Nous voudrions un accord à l’échelle du Royaume-Uni et de l’UE, mais nous devons clairement résoudre le problème immédiat à Douvres [too]a déclaré Peterbridge.
Selon Jonathan Portes, chercheur principal au groupe de réflexion UK in a Changing Europe, il serait dans l’intérêt économique de l’UE d’abandonner l’estampillage des passeports pour les ressortissants britanniques avant même le déploiement du système de frontière intelligente, et même si la Grande-Bretagne le fait ne pas offrir de concessions en retour sur d’autres aspects des arrangements post-Brexit.
C’est en partie une décision politique quant à savoir s’ils veulent changer leur système pour faciliter nos déplacements vers l’Europe, a-t-il déclaré. Il s’agit d’un impact direct sur les exportations européennes et le secteur du tourisme.
L’Espagne et le Portugal ont déjà réduit les délais de traitement en permettant aux visiteurs britanniques munis de passeports biométriques d’utiliser les portes électroniques dans certains aéroports internationaux, bien qu’ils doivent encore recevoir un tampon physique d’un garde-frontière. Certains aéroports ont également séparé les ressortissants de l’UE et du Royaume-Uni pour éviter que les premiers n’aient à faire la queue pendant que les Britanniques font tamponner leur passeport.
Solutions à court terme
Entre-temps, le port de Douvres, désormais au centre de l’attention de l’industrie, a mené une enquête urgente sur les longs retards du week-end dernier.
Mercredi, il a annoncé un accord avec les opérateurs de ferry pour limiter le nombre d’autocars voyageant ce week-end. Il y aura également des agents des frontières françaises supplémentaires et des postes frontaliers temporaires pour accélérer les contrôles des passeports des passagers des autocars.
Petherbridge s’est plaint qu’Eurotunnel et le port de Douvres aient précédemment cherché à dissuader les autocars d’utiliser leurs services, afin d’éviter de longs contrôles individuels qui peuvent prendre jusqu’à une heure pour chaque véhicule. L’augmentation du nombre d’autocars essayant d’utiliser des ferries à Douvres a été en partie causée par la décision d’Eurotunnels d’augmenter les tarifs des autocars, a-t-il déclaré.
Le gouvernement doit s’engager avec Eurotunnel et les encourager à réintégrer le marché des voyages en autocar, car pour le moment, toute la capacité des autocars est essentiellement acheminée vers les ferries, a-t-il déclaré.
Phil Smith, directeur britannique des autocars à la Confédération des transports de passagers (CPT), qui représente les compagnies d’autocars, a déclaré que l’estampillage des passeports reste le problème central, mais a ajouté que le problème à Douvres était exacerbé par la décision des ports de retenir les autocars derrière les voitures. et camions.
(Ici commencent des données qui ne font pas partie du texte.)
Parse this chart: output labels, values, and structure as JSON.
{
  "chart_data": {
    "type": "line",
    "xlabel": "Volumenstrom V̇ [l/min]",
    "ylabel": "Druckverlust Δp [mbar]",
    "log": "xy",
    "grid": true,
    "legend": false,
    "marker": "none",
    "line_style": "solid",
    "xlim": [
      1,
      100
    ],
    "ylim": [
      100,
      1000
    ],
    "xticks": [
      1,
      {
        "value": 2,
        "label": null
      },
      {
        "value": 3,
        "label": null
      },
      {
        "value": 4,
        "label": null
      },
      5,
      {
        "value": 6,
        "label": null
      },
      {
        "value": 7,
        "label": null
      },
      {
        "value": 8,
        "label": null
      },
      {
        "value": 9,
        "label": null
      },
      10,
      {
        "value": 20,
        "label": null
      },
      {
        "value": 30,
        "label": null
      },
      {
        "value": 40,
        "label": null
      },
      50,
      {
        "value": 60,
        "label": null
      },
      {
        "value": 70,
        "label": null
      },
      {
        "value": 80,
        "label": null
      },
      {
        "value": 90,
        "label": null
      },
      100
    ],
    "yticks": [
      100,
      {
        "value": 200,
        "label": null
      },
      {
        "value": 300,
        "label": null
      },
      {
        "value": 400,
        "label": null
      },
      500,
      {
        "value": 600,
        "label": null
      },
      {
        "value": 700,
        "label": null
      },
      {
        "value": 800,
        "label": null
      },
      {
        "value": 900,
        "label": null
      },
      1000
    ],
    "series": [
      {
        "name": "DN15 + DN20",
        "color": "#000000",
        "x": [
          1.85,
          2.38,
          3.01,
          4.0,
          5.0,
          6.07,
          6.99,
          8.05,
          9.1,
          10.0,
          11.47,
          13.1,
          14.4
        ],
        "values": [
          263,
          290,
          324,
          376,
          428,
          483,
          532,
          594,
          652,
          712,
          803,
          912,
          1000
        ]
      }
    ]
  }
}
Il n’y avait aucune excuse pour que les autocars soient retardés comme ils l’ont été, car les autocars sont réservés longtemps avant le voyage, a-t-il déclaré.
Certains Brexiteers conservateurs soutiennent que la France devrait simplement affecter plus d’agents frontaliers à Douvres de manière permanente et financer cette dépense avec l’argent des contribuables français, mais cette option est peu susceptible de voler à Paris, où il n’y a pas beaucoup d’envie de dépenser des ressources pour faciliter la vie des Britanniques à l’extérieur. l’UE.
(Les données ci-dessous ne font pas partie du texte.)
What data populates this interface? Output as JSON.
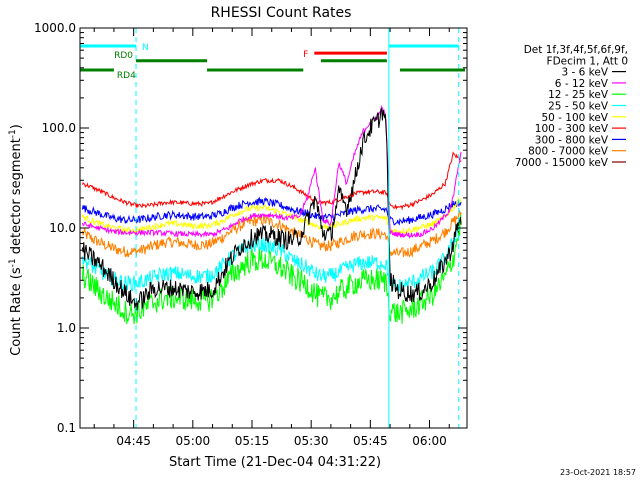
{
  "chart_data": {
    "type": "line",
    "title": "RHESSI Count Rates",
    "xlabel": "Start Time (21-Dec-04 04:31:22)",
    "ylabel_main": "Count Rate (s",
    "ylabel_sup1": "-1",
    "ylabel_mid": " detector segment",
    "ylabel_sup2": "-1",
    "ylabel_end": ")",
    "yscale": "log",
    "ylim": [
      0.1,
      1000.0
    ],
    "xlim_min": [
      271.4,
      369.5
    ],
    "x_ticks": [
      {
        "value": 285,
        "label": "04:45"
      },
      {
        "value": 300,
        "label": "05:00"
      },
      {
        "value": 315,
        "label": "05:15"
      },
      {
        "value": 330,
        "label": "05:30"
      },
      {
        "value": 345,
        "label": "05:45"
      },
      {
        "value": 360,
        "label": "06:00"
      }
    ],
    "y_ticks": [
      {
        "value": 0.1,
        "label": "0.1"
      },
      {
        "value": 1.0,
        "label": "1.0"
      },
      {
        "value": 10.0,
        "label": "10.0"
      },
      {
        "value": 100.0,
        "label": "100.0"
      },
      {
        "value": 1000.0,
        "label": "1000.0"
      }
    ],
    "legend_header": [
      "Det 1f,3f,4f,5f,6f,9f,",
      "FDecim 1, Att 0"
    ],
    "legend_position": "right",
    "series": [
      {
        "name": "3 - 6 keV",
        "color": "#000000",
        "x": [
          272,
          276,
          280,
          283,
          285,
          287,
          290,
          295,
          300,
          305,
          309,
          312,
          316,
          320,
          324,
          327,
          329,
          331,
          333,
          335,
          337,
          339,
          341,
          343,
          345,
          347,
          348,
          349,
          350,
          352,
          355,
          358,
          361,
          363,
          365,
          366,
          367,
          368
        ],
        "y": [
          6,
          4.5,
          3,
          2.2,
          1.8,
          1.9,
          2.5,
          2.5,
          2.3,
          2.4,
          4.5,
          6.5,
          8.5,
          8.5,
          7.5,
          8,
          12,
          20,
          9,
          8.5,
          22,
          16,
          30,
          70,
          100,
          120,
          150,
          110,
          3,
          2.4,
          2.2,
          2.3,
          3,
          4,
          5.5,
          7,
          10,
          12
        ]
      },
      {
        "name": "6 - 12 keV",
        "color": "#ff00ff",
        "x": [
          272,
          276,
          280,
          283,
          285,
          287,
          290,
          295,
          300,
          305,
          309,
          312,
          316,
          320,
          324,
          327,
          329,
          331,
          333,
          335,
          337,
          339,
          341,
          343,
          345,
          347,
          348,
          349,
          350,
          352,
          355,
          358,
          361,
          363,
          365,
          366,
          367,
          368
        ],
        "y": [
          11,
          10,
          9.2,
          9,
          9,
          9,
          9,
          8.8,
          8.6,
          8.6,
          10,
          12,
          13.5,
          13.5,
          12.5,
          13,
          20,
          40,
          12,
          11,
          45,
          28,
          55,
          90,
          115,
          130,
          165,
          120,
          9,
          8.6,
          8.5,
          8.7,
          10,
          12,
          15,
          20,
          35,
          55
        ]
      },
      {
        "name": "12 - 25 keV",
        "color": "#00ff00",
        "x": [
          272,
          275,
          278,
          280,
          283,
          285,
          287,
          290,
          293,
          296,
          300,
          304,
          307,
          310,
          314,
          318,
          322,
          326,
          329,
          332,
          335,
          338,
          341,
          344,
          347,
          349,
          350,
          352,
          355,
          358,
          361,
          364,
          366,
          368
        ],
        "y": [
          3.4,
          2.6,
          2.0,
          1.8,
          1.45,
          1.4,
          1.5,
          1.8,
          2.0,
          2.0,
          1.9,
          1.9,
          2.4,
          3.4,
          4.6,
          4.8,
          4.1,
          3.1,
          2.7,
          2.0,
          2.0,
          2.4,
          2.8,
          3.0,
          3.0,
          2.9,
          1.5,
          1.4,
          1.5,
          1.8,
          2.2,
          3.2,
          5.0,
          12
        ]
      },
      {
        "name": "25 - 50 keV",
        "color": "#00ffff",
        "x": [
          272,
          275,
          278,
          280,
          283,
          285,
          287,
          290,
          293,
          296,
          300,
          304,
          307,
          310,
          314,
          318,
          322,
          326,
          329,
          332,
          335,
          338,
          341,
          344,
          347,
          349,
          350,
          352,
          355,
          358,
          361,
          364,
          366,
          368
        ],
        "y": [
          5.0,
          4.0,
          3.4,
          3.1,
          2.8,
          2.8,
          2.9,
          3.2,
          3.5,
          3.5,
          3.3,
          3.3,
          4.0,
          5.2,
          6.6,
          6.8,
          6.0,
          4.6,
          4.0,
          3.3,
          3.3,
          3.8,
          4.3,
          4.5,
          4.5,
          4.4,
          2.7,
          2.6,
          2.8,
          3.2,
          3.7,
          5.0,
          7.2,
          13
        ]
      },
      {
        "name": "50 - 100 keV",
        "color": "#ffff00",
        "x": [
          272,
          275,
          278,
          280,
          283,
          285,
          287,
          290,
          293,
          296,
          300,
          304,
          307,
          310,
          314,
          318,
          322,
          326,
          329,
          332,
          335,
          338,
          341,
          344,
          347,
          349,
          350,
          352,
          355,
          358,
          361,
          364,
          366,
          368
        ],
        "y": [
          13,
          11.5,
          10.5,
          10,
          9.5,
          9.5,
          9.7,
          10.3,
          11,
          11,
          10.5,
          10.5,
          11.5,
          13.5,
          15.5,
          16,
          14.5,
          12.5,
          11.5,
          10.3,
          10.3,
          11.2,
          12.2,
          12.7,
          12.7,
          12.5,
          9.5,
          9.2,
          9.5,
          10.2,
          11,
          13,
          16,
          20
        ]
      },
      {
        "name": "100 - 300 keV",
        "color": "#ff0000",
        "x": [
          272,
          275,
          278,
          280,
          283,
          285,
          287,
          290,
          293,
          296,
          300,
          304,
          307,
          310,
          314,
          318,
          322,
          326,
          329,
          332,
          335,
          338,
          341,
          344,
          347,
          349,
          350,
          352,
          355,
          358,
          361,
          364,
          366,
          368
        ],
        "y": [
          28,
          25,
          22,
          20,
          18,
          17,
          16.5,
          17,
          18,
          18,
          17.5,
          17.5,
          20,
          23,
          27,
          30,
          30,
          25,
          21,
          18,
          18,
          20,
          22,
          23,
          23,
          22.5,
          17,
          16,
          17,
          19,
          22,
          28,
          55,
          48
        ]
      },
      {
        "name": "300 - 800 keV",
        "color": "#0000ff",
        "x": [
          272,
          275,
          278,
          280,
          283,
          285,
          287,
          290,
          293,
          296,
          300,
          304,
          307,
          310,
          314,
          318,
          322,
          326,
          329,
          332,
          335,
          338,
          341,
          344,
          347,
          349,
          350,
          352,
          355,
          358,
          361,
          364,
          366,
          368
        ],
        "y": [
          16,
          14.5,
          13.2,
          12.5,
          12,
          12,
          12.2,
          12.8,
          13.5,
          13.5,
          13,
          13,
          14,
          16,
          18,
          18.5,
          17,
          15,
          14,
          12.8,
          12.8,
          13.8,
          15,
          15.5,
          15.5,
          15.3,
          12,
          11.6,
          12,
          12.8,
          13.8,
          15.5,
          17.5,
          18
        ]
      },
      {
        "name": "800 - 7000 keV",
        "color": "#ff8000",
        "x": [
          272,
          275,
          278,
          280,
          283,
          285,
          287,
          290,
          293,
          296,
          300,
          304,
          307,
          310,
          314,
          318,
          322,
          326,
          329,
          332,
          335,
          338,
          341,
          344,
          347,
          349,
          350,
          352,
          355,
          358,
          361,
          364,
          366,
          368
        ],
        "y": [
          9,
          7.6,
          6.7,
          6.2,
          5.8,
          5.8,
          6.0,
          6.6,
          7.2,
          7.2,
          6.8,
          6.8,
          7.8,
          9.5,
          11.5,
          12,
          10.8,
          8.8,
          7.8,
          6.6,
          6.6,
          7.5,
          8.4,
          8.8,
          8.8,
          8.6,
          5.8,
          5.5,
          5.8,
          6.6,
          7.5,
          9.2,
          11.5,
          14
        ]
      },
      {
        "name": "7000 - 15000 keV",
        "color": "#800000",
        "x": [
          272,
          275,
          278,
          280,
          283,
          285,
          287,
          290,
          293,
          296,
          300,
          304,
          307,
          310,
          314,
          318,
          322,
          326,
          329,
          332,
          335,
          338,
          341,
          344,
          347,
          349,
          350,
          352,
          355,
          358,
          361,
          364,
          366,
          368
        ],
        "y": [
          13,
          11.5,
          10.5,
          10,
          9.5,
          9.5,
          9.7,
          10.3,
          11,
          11,
          10.5,
          10.5,
          11.5,
          13.5,
          15.5,
          16,
          14.5,
          12.5,
          11.5,
          10.3,
          10.3,
          11.2,
          12.2,
          12.7,
          12.7,
          12.5,
          9.5,
          9.2,
          9.5,
          10.2,
          11,
          13,
          16,
          20
        ]
      }
    ],
    "vertical_lines": [
      {
        "x": 271.4,
        "style": "solid",
        "color": "#00ffff"
      },
      {
        "x": 285.6,
        "style": "dashed",
        "color": "#00ffff"
      },
      {
        "x": 349.7,
        "style": "solid",
        "color": "#00ffff"
      },
      {
        "x": 367.4,
        "style": "dashed",
        "color": "#00ffff"
      }
    ],
    "flag_bars": [
      {
        "label": "N",
        "color": "#00ffff",
        "level": 660,
        "segments": [
          [
            271.4,
            285.6
          ],
          [
            349.7,
            367.4
          ]
        ]
      },
      {
        "label": "F",
        "color": "#ff0000",
        "level": 560,
        "segments": [
          [
            330.8,
            349.2
          ]
        ]
      },
      {
        "label": "RD0",
        "color": "#008000",
        "level": 470,
        "segments": [
          [
            285.6,
            303.6
          ],
          [
            332.5,
            349.2
          ]
        ]
      },
      {
        "label": "RD4",
        "color": "#008000",
        "level": 380,
        "segments": [
          [
            271.4,
            280.0
          ],
          [
            303.6,
            328.0
          ],
          [
            352.5,
            369.0
          ]
        ]
      }
    ],
    "timestamp": "23-Oct-2021 18:57"
  }
}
McKenzie, de la RHA, a déclaré qu’il était tout à fait possible que le Royaume-Uni paie la France pour affecter davantage d’agents à la frontière à Douvres, de la même manière que Londres l’a fait pour aider à financer la police française des traversées illégales de la Manche.

Cela ferait partie d’une négociation inévitable entre les deux gouvernements, a-t-il dit.
En fin de compte, l’UE devra agir, a ajouté McKenzie. Tout ne peut pas être de votre faute, stupides Britanniques, pour avoir quitté l’UE.